Bupati PPU: Saya Ajak Seluruh Kepala Daerah Tak Urusi Covid

Rabu 30-06-2021,03:14 WIB
Reporter : Disway Kaltim Group
Editor : Disway Kaltim Group

Lebih lanjut, secara langsung Bupati yang aktif bermedsos ini meminta media massa mem-viral-kan penyataan itu. Ia menegaskan kejengahannya.

"Mau dia statusnya warna hitam, mau ungu sekalian, saya selaku Bupati yang diperiksa dan dipermasalahkan karena corona, pengadaan dan lain-lainnya ini, saya tidak mau ngurusin. Langsung saja pemerintah pusat yang urusin," bebernya.

Karena itulah secara terbuka, Abdul Gafur Mas’ud menyatakan “akan menarik diri untuk mengurusi yang namanya Corona. Mulai dari pengadaan, penanganan serta lain-lain. Saya menarik diri,” ucapnya.

Pernyataan Ketua Satgas Penanganan COVID-19 PPU diucapkan usai menghadiri Rapat Paripurna Penyampaian Raperda Pertanggungjawaban APBD Tahun Anggaran 2020, Selasa, (29/6).

Respon Akademisi

Tak ayal, beragam respon khalayak segera bermunculan. Redaksi mengumpulkan pendapat pengamat bidang hukum dan analis sosial budaya untuk Pak Bupati.

Hardiansyah Hamzah, pengajar hukum dari Universitas Mulawarman, menilai bahwa Bupati AGM telah memperlihatkan sikap yang sebenarnya tidak patut untuk dipertontonkan oleh seorang kepala daerah.

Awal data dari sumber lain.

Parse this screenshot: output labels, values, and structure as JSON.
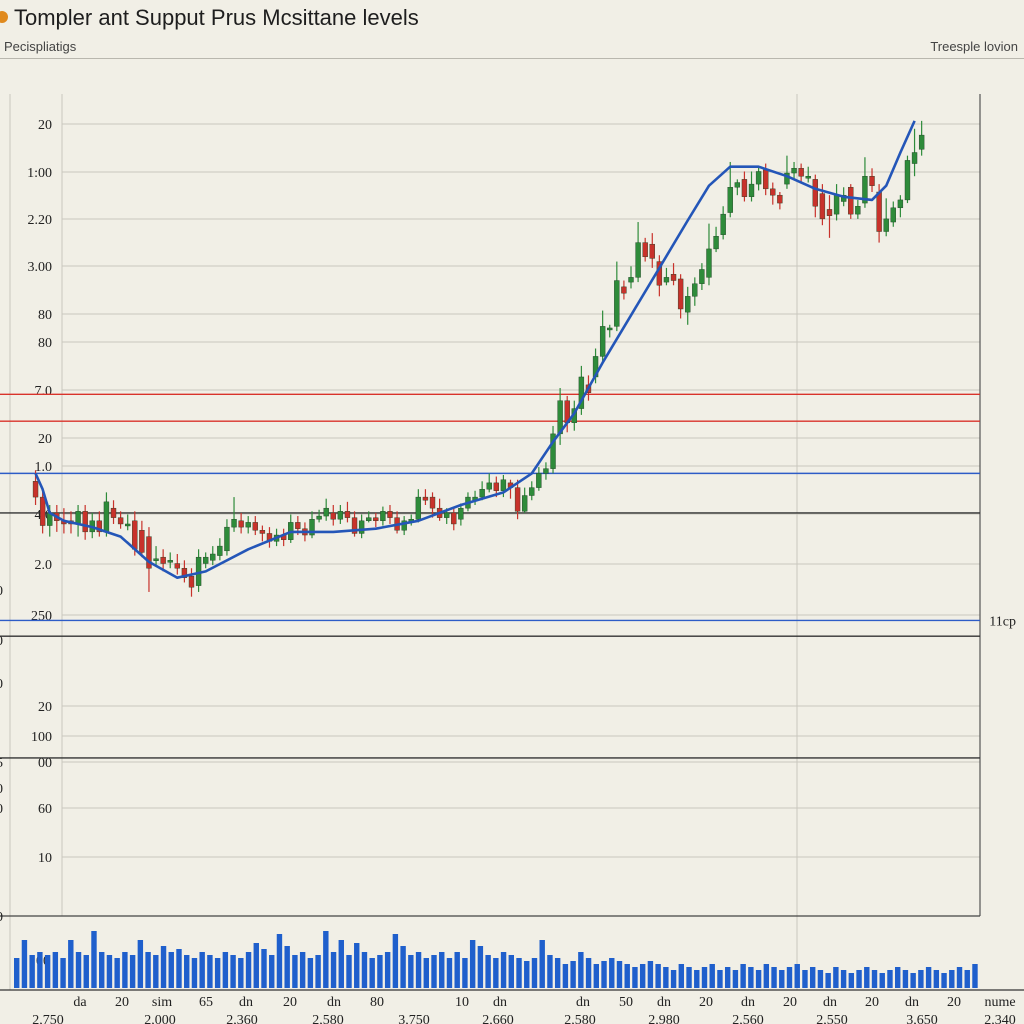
{
  "header": {
    "title": "Tompler ant Supput Prus Mcsittane levels",
    "subtitle": "Pecispliatigs",
    "top_right": "Treesple lovion"
  },
  "colors": {
    "background": "#f1efe6",
    "grid": "#c9c7be",
    "up": "#2e8b3a",
    "down": "#c8322b",
    "trend": "#2456b8",
    "volume": "#1f5fcc",
    "resistance": "#d9332b",
    "support": "#2d5cc7",
    "level_dark": "#333333"
  },
  "chart_data": {
    "type": "candlestick",
    "y_tick_labels": [
      "20",
      "1:00",
      "2.20",
      "3.00",
      "80",
      "80",
      "7.0",
      "20",
      "1.0",
      "4.0",
      "2.0",
      "250",
      "20",
      "100",
      "00",
      "60",
      "10"
    ],
    "edge_labels": [
      "0",
      "0",
      "0",
      "5",
      "0",
      "0",
      "0",
      "00"
    ],
    "x_tick_labels": [
      "da",
      "20",
      "sim",
      "65",
      "dn",
      "20",
      "dn",
      "80",
      "10",
      "dn",
      "dn",
      "50",
      "dn",
      "20",
      "dn",
      "20",
      "dn",
      "20",
      "dn",
      "20",
      "nume"
    ],
    "x_tick_labels_2": [
      "2,750",
      "2,000",
      "2,360",
      "2,580",
      "3,750",
      "2,660",
      "2,580",
      "2,980",
      "2,560",
      "2,550",
      "3,650",
      "2,340"
    ],
    "level_lines": [
      {
        "type": "resistance",
        "value": 33
      },
      {
        "type": "resistance",
        "value": 31.3
      },
      {
        "type": "support",
        "value": 28
      },
      {
        "type": "neutral",
        "value": 25.5
      },
      {
        "type": "support",
        "value": 18.7,
        "label": "11cp"
      },
      {
        "type": "neutral",
        "value": 17.7
      },
      {
        "type": "neutral",
        "value": 10
      }
    ],
    "candles": [
      [
        27.5,
        26.5,
        28.2,
        26.0
      ],
      [
        26.5,
        24.7,
        27.0,
        24.2
      ],
      [
        24.7,
        25.5,
        26.0,
        24.0
      ],
      [
        25.5,
        25.0,
        26.0,
        24.3
      ],
      [
        25.0,
        24.8,
        25.8,
        24.2
      ],
      [
        25.0,
        24.8,
        25.6,
        24.2
      ],
      [
        24.8,
        25.6,
        26.0,
        24.0
      ],
      [
        25.6,
        24.3,
        26.0,
        23.8
      ],
      [
        24.3,
        25.0,
        25.5,
        23.9
      ],
      [
        25.0,
        24.3,
        25.6,
        24.0
      ],
      [
        24.3,
        26.2,
        26.8,
        24.0
      ],
      [
        25.8,
        25.2,
        26.3,
        24.8
      ],
      [
        25.2,
        24.8,
        25.6,
        24.5
      ],
      [
        24.8,
        24.8,
        25.4,
        24.4
      ],
      [
        25.0,
        23.2,
        25.6,
        22.8
      ],
      [
        24.4,
        23.0,
        25.0,
        22.7
      ],
      [
        24.0,
        22.0,
        24.6,
        20.5
      ],
      [
        22.6,
        22.6,
        23.4,
        22.2
      ],
      [
        22.7,
        22.3,
        23.2,
        21.8
      ],
      [
        22.5,
        22.5,
        23.0,
        22.0
      ],
      [
        22.3,
        22.0,
        22.9,
        21.6
      ],
      [
        22.0,
        21.4,
        22.5,
        21.1
      ],
      [
        21.5,
        20.8,
        22.0,
        20.2
      ],
      [
        20.9,
        22.7,
        23.2,
        20.5
      ],
      [
        22.3,
        22.7,
        23.0,
        22.0
      ],
      [
        22.5,
        22.9,
        23.4,
        22.2
      ],
      [
        22.8,
        23.4,
        23.9,
        22.5
      ],
      [
        23.1,
        24.6,
        25.1,
        22.8
      ],
      [
        24.6,
        25.1,
        26.5,
        24.3
      ],
      [
        25.0,
        24.6,
        25.5,
        24.2
      ],
      [
        24.6,
        24.9,
        25.3,
        24.2
      ],
      [
        24.9,
        24.4,
        25.3,
        24.1
      ],
      [
        24.4,
        24.2,
        24.7,
        23.7
      ],
      [
        24.2,
        23.7,
        24.6,
        23.3
      ],
      [
        23.7,
        24.1,
        24.5,
        23.4
      ],
      [
        24.1,
        23.8,
        24.5,
        23.4
      ],
      [
        23.8,
        24.9,
        25.4,
        23.6
      ],
      [
        24.9,
        24.5,
        25.3,
        24.1
      ],
      [
        24.5,
        24.1,
        24.9,
        23.7
      ],
      [
        24.1,
        25.1,
        25.6,
        23.9
      ],
      [
        25.1,
        25.3,
        25.7,
        24.9
      ],
      [
        25.3,
        25.8,
        26.4,
        25.0
      ],
      [
        25.5,
        25.1,
        26.0,
        24.7
      ],
      [
        25.1,
        25.6,
        26.0,
        24.8
      ],
      [
        25.6,
        25.2,
        26.2,
        24.9
      ],
      [
        25.2,
        24.2,
        25.6,
        24.0
      ],
      [
        24.2,
        25.0,
        25.4,
        23.9
      ],
      [
        25.0,
        25.2,
        25.6,
        24.9
      ],
      [
        25.2,
        25.0,
        25.5,
        24.6
      ],
      [
        25.0,
        25.6,
        25.9,
        24.7
      ],
      [
        25.6,
        25.2,
        26.0,
        24.8
      ],
      [
        25.2,
        24.4,
        25.6,
        24.2
      ],
      [
        24.4,
        25.0,
        25.3,
        24.1
      ],
      [
        25.0,
        25.1,
        25.4,
        24.7
      ],
      [
        25.1,
        26.5,
        27.0,
        24.9
      ],
      [
        26.5,
        26.3,
        27.0,
        26.0
      ],
      [
        26.5,
        25.8,
        26.8,
        25.2
      ],
      [
        25.8,
        25.2,
        26.4,
        25.0
      ],
      [
        25.2,
        25.5,
        25.8,
        24.8
      ],
      [
        25.5,
        24.8,
        25.9,
        24.4
      ],
      [
        25.1,
        25.8,
        26.1,
        24.7
      ],
      [
        25.8,
        26.5,
        26.8,
        25.6
      ],
      [
        26.3,
        26.5,
        26.9,
        26.0
      ],
      [
        26.5,
        27.0,
        27.5,
        26.3
      ],
      [
        27.0,
        27.4,
        28.0,
        26.8
      ],
      [
        27.4,
        26.9,
        27.8,
        26.5
      ],
      [
        26.9,
        27.6,
        27.9,
        26.5
      ],
      [
        27.4,
        27.1,
        27.6,
        26.4
      ],
      [
        27.1,
        25.6,
        27.6,
        25.1
      ],
      [
        25.6,
        26.6,
        27.1,
        25.5
      ],
      [
        26.6,
        27.1,
        27.5,
        26.3
      ],
      [
        27.1,
        28.0,
        28.4,
        26.9
      ],
      [
        28.0,
        28.3,
        28.7,
        27.6
      ],
      [
        28.3,
        30.5,
        31.0,
        28.0
      ],
      [
        30.5,
        32.6,
        33.4,
        29.8
      ],
      [
        32.6,
        31.2,
        32.9,
        30.6
      ],
      [
        31.2,
        32.1,
        32.6,
        30.7
      ],
      [
        32.1,
        34.1,
        34.8,
        31.7
      ],
      [
        33.6,
        33.1,
        34.2,
        32.6
      ],
      [
        34.1,
        35.4,
        35.9,
        33.7
      ],
      [
        35.4,
        37.3,
        38.3,
        35.1
      ],
      [
        37.1,
        37.2,
        37.4,
        36.6
      ],
      [
        37.3,
        40.2,
        41.4,
        37.0
      ],
      [
        39.8,
        39.4,
        40.2,
        39.0
      ],
      [
        40.1,
        40.4,
        41.1,
        39.7
      ],
      [
        40.4,
        42.6,
        43.9,
        40.1
      ],
      [
        42.6,
        41.7,
        42.9,
        41.4
      ],
      [
        42.5,
        41.6,
        43.2,
        41.0
      ],
      [
        41.4,
        39.9,
        41.8,
        39.2
      ],
      [
        40.1,
        40.4,
        41.0,
        39.9
      ],
      [
        40.6,
        40.2,
        41.3,
        39.9
      ],
      [
        40.3,
        38.4,
        40.6,
        37.8
      ],
      [
        38.2,
        39.2,
        39.8,
        37.4
      ],
      [
        39.2,
        40.0,
        40.4,
        38.6
      ],
      [
        40.0,
        40.9,
        41.3,
        39.6
      ],
      [
        40.4,
        42.2,
        43.8,
        39.9
      ],
      [
        42.2,
        43.0,
        43.6,
        42.0
      ],
      [
        43.1,
        44.4,
        44.9,
        42.8
      ],
      [
        44.5,
        46.1,
        47.7,
        44.2
      ],
      [
        46.1,
        46.4,
        46.6,
        45.6
      ],
      [
        46.6,
        45.5,
        47.1,
        45.2
      ],
      [
        45.5,
        46.3,
        47.1,
        45.2
      ],
      [
        46.3,
        47.1,
        47.4,
        45.9
      ],
      [
        47.2,
        46.0,
        47.6,
        45.6
      ],
      [
        46.0,
        45.6,
        46.4,
        45.0
      ],
      [
        45.6,
        45.1,
        45.8,
        44.7
      ],
      [
        46.3,
        47.0,
        48.1,
        46.0
      ],
      [
        47.0,
        47.3,
        47.7,
        46.6
      ],
      [
        47.3,
        46.8,
        47.6,
        46.4
      ],
      [
        46.8,
        46.8,
        47.4,
        46.4
      ],
      [
        46.6,
        44.9,
        46.9,
        44.2
      ],
      [
        45.7,
        44.1,
        46.3,
        43.7
      ],
      [
        44.7,
        44.3,
        45.6,
        42.9
      ],
      [
        44.4,
        45.6,
        46.3,
        44.0
      ],
      [
        45.2,
        45.6,
        46.1,
        44.9
      ],
      [
        46.1,
        44.4,
        46.3,
        44.1
      ],
      [
        44.4,
        44.9,
        45.3,
        44.1
      ],
      [
        45.1,
        46.8,
        48.0,
        44.8
      ],
      [
        46.8,
        46.2,
        47.3,
        45.8
      ],
      [
        45.8,
        43.3,
        46.3,
        42.6
      ],
      [
        43.3,
        44.1,
        45.4,
        43.0
      ],
      [
        43.9,
        44.8,
        45.2,
        43.6
      ],
      [
        44.8,
        45.3,
        45.6,
        44.2
      ],
      [
        45.3,
        47.8,
        48.1,
        45.1
      ],
      [
        47.6,
        48.3,
        49.8,
        46.8
      ],
      [
        48.5,
        49.4,
        50.3,
        48.1
      ]
    ],
    "trend_line": [
      [
        0,
        28
      ],
      [
        1,
        27
      ],
      [
        2,
        25.5
      ],
      [
        4,
        25
      ],
      [
        8,
        24.6
      ],
      [
        12,
        24
      ],
      [
        16,
        22.4
      ],
      [
        20,
        21.4
      ],
      [
        24,
        21.8
      ],
      [
        30,
        23.2
      ],
      [
        36,
        24.3
      ],
      [
        42,
        24.3
      ],
      [
        48,
        24.5
      ],
      [
        54,
        25
      ],
      [
        60,
        26
      ],
      [
        66,
        26.8
      ],
      [
        70,
        28
      ],
      [
        73,
        30
      ],
      [
        76,
        31.8
      ],
      [
        80,
        35
      ],
      [
        84,
        38
      ],
      [
        88,
        41
      ],
      [
        92,
        44
      ],
      [
        95,
        46.2
      ],
      [
        98,
        47.4
      ],
      [
        102,
        47.4
      ],
      [
        106,
        46.8
      ],
      [
        110,
        46
      ],
      [
        114,
        45.5
      ],
      [
        118,
        45.3
      ],
      [
        120,
        46.2
      ],
      [
        122,
        48.3
      ],
      [
        124,
        50.3
      ]
    ],
    "volume": [
      0.5,
      0.8,
      0.55,
      0.6,
      0.55,
      0.6,
      0.5,
      0.8,
      0.6,
      0.55,
      0.95,
      0.6,
      0.55,
      0.5,
      0.6,
      0.55,
      0.8,
      0.6,
      0.55,
      0.7,
      0.6,
      0.65,
      0.55,
      0.5,
      0.6,
      0.55,
      0.5,
      0.6,
      0.55,
      0.5,
      0.6,
      0.75,
      0.65,
      0.55,
      0.9,
      0.7,
      0.55,
      0.6,
      0.5,
      0.55,
      0.95,
      0.6,
      0.8,
      0.55,
      0.75,
      0.6,
      0.5,
      0.55,
      0.6,
      0.9,
      0.7,
      0.55,
      0.6,
      0.5,
      0.55,
      0.6,
      0.5,
      0.6,
      0.5,
      0.8,
      0.7,
      0.55,
      0.5,
      0.6,
      0.55,
      0.5,
      0.45,
      0.5,
      0.8,
      0.55,
      0.5,
      0.4,
      0.45,
      0.6,
      0.5,
      0.4,
      0.45,
      0.5,
      0.45,
      0.4,
      0.35,
      0.4,
      0.45,
      0.4,
      0.35,
      0.3,
      0.4,
      0.35,
      0.3,
      0.35,
      0.4,
      0.3,
      0.35,
      0.3,
      0.4,
      0.35,
      0.3,
      0.4,
      0.35,
      0.3,
      0.35,
      0.4,
      0.3,
      0.35,
      0.3,
      0.25,
      0.35,
      0.3,
      0.25,
      0.3,
      0.35,
      0.3,
      0.25,
      0.3,
      0.35,
      0.3,
      0.25,
      0.3,
      0.35,
      0.3,
      0.25,
      0.3,
      0.35,
      0.3,
      0.4
    ]
  }
}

Pendapat dia itu, juga dapat diartikan sebagai bentuk pembangkangan kepada Menteri Dalam Negeri. Pengamat yang kerap disapa Castro, menilai bahwa Bupati PPU layak diberi sanksi teguran.

Karena bagaimanapun, menurutnya, kendali utama penanganan pandemi di PPU ada di tangan kepala daerah. Bahkan dalam surat edaran menteri dalam negeri, secara eksplisit disebutkan; ketua satuan tugas (Satgas) COVID-19 adalah kepala daerah.

"Itu ex-officio dijabat oleh kepala daerah, dan tidak boleh didelegasikan kepada pejabat lain," kata Castro, berbicara kepada media ini secara daring, Selasa (29/6).

Menurutnya, kalau kepala daerah menyerah dan menyatakan mundur dari urusan publik maha penting itu, maka hal tersebut dapat dimaknai dalam dua hal.

Pertama, kepala daerah bersangkutan gagal melindungi warganya. Dan Kedua, kepala daerah membangkan kepada atasannya, dalam hal ini menteri dalam negeri.

"Harusnya kepala daerah ini dipanggil dan diberi sanksi berupa teguran oleh mendagri. DPRD juga harusnya menjalankan fungsi pengawasannya dengan menggunakan hak interpelasi atau hak angket kepada bupati. Dengan argumentasi melabrak SE Mendagri dan menyerah gagal menangani pandemi COVID-19," tutur akademikus yang terkenal kritis.

Di samping analisis hukum tadi, Castro juga beranggapan bahwa alasan yang melatarbelakangi aksi Bupati PPU itu tak bisa diterima nalar sehat publik.

Mana ada pejabat publik marah dan kecewa karena diperiksa, katanya. Seharusnya, kalau kepala daerah itu merasa tidak ada yang bermasalah, tidak perlu risih.

Malah, "kalau disebut pendanaan COVID-19 itu urgen (mendesak) jadi perlu diberikan kelonggaran, itu justru logikanya terbalik. Justru karena dana COVID-19 ini rawan disalahgunakan oleh penumpang gelap, makanya harus diawasi ketat. Itu logikanya!!" tutup Castro.